Sabtu, 06 Januari 2018 | 17:00 WIB   Reporter: Elisabeth Adventa
Surjawaty, bankir yang selalu mencari tantangan


PROFESI -  SETELAH malang melintang di dunia perbankan selama lebih dari 26 tahun, Surjawaty Tatang dipercaya menjadi Presiden Direktur PT Bank Ganesha Tbk (BGTG) sejak tahun 2015 lalu. Ia diminta mengembangkan bank yang telah beroperasi selama 25 tahun tersebut. Pengalaman kerja yang panjang di industri perbankan merupakan modal utama wanita yang akrab disapa Waty ini untuk menahkodai Bank Ganesha.

Ibu dua anak, kelahiran Jakarta tahun 1970 ini, optimistis bisa membawa Bank Ganesha lebih maju lagi.
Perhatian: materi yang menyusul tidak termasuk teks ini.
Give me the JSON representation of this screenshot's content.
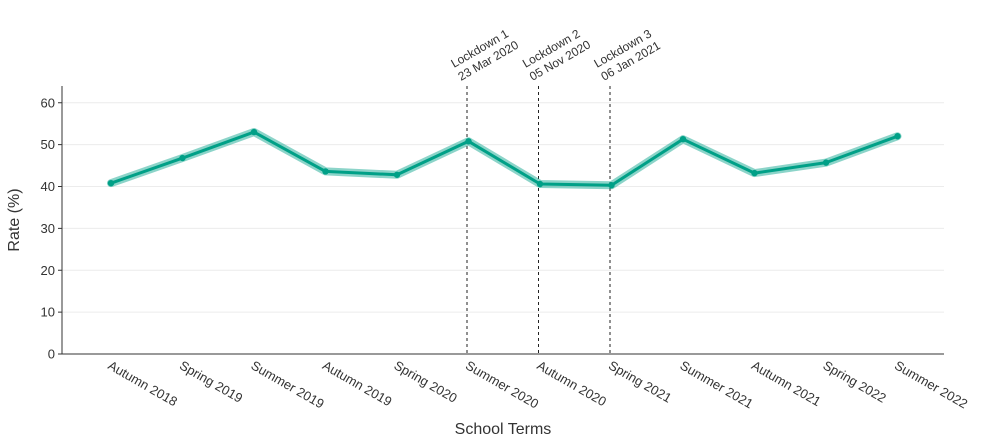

Meskipun usianya masih tergolong muda, rata-rata lebih muda 10 tahun dengan direksi lainnya, tapi kalau soal pengetahuan dan pengalaman, ia tidak diragukan lagi. Apa kunci sukes Waty dalam membangun karirnya di perbankan? Beberapa waktu lalu, ia membagikan kisahnya ke KONTAN.

Waty mengisahkan, sejak awal ia tidak memiliki cita-cita bekerja di bank. Namun setelah lulus kuliah, ia justru mendapatkan pekerjaan di bank. Mengikuti jiwanya yang selalu haus akan ilmu pengetahuan serta minat yang tinggi untuk terus belajar, Waty pun semakin penasaran dengan bisnis perbankan. "Akhirnya keterusan bekerja di bank sampai sekarang," ujarnya sambil terkekeh.

Surjawaty mulai bekerja di perbankan sejak tahun 1990. Setelah lulus dari Philippines School of Business dengan mengambil dua jurusan, manajemen dan akuntansi pada tahun 1990, ia bergabung dengan Tamara Bank.

Setelah setahun bekerja di Tamara Bank, Waty membidik bank asing asal Amerika Serikat (AS). Pada saat itu ada tiga bank asing AS ternama, yakni Citibank, Bank of America dan JP Morgan yang dulu bernama Chase Manhattan Bank. Namun dari ketiganya hanya Citibank dan Bank of America yang membuka lowongansebagai management trainee (MT). Maka, kedua bank itulah yang menjadi sasaran Waty selanjutnya.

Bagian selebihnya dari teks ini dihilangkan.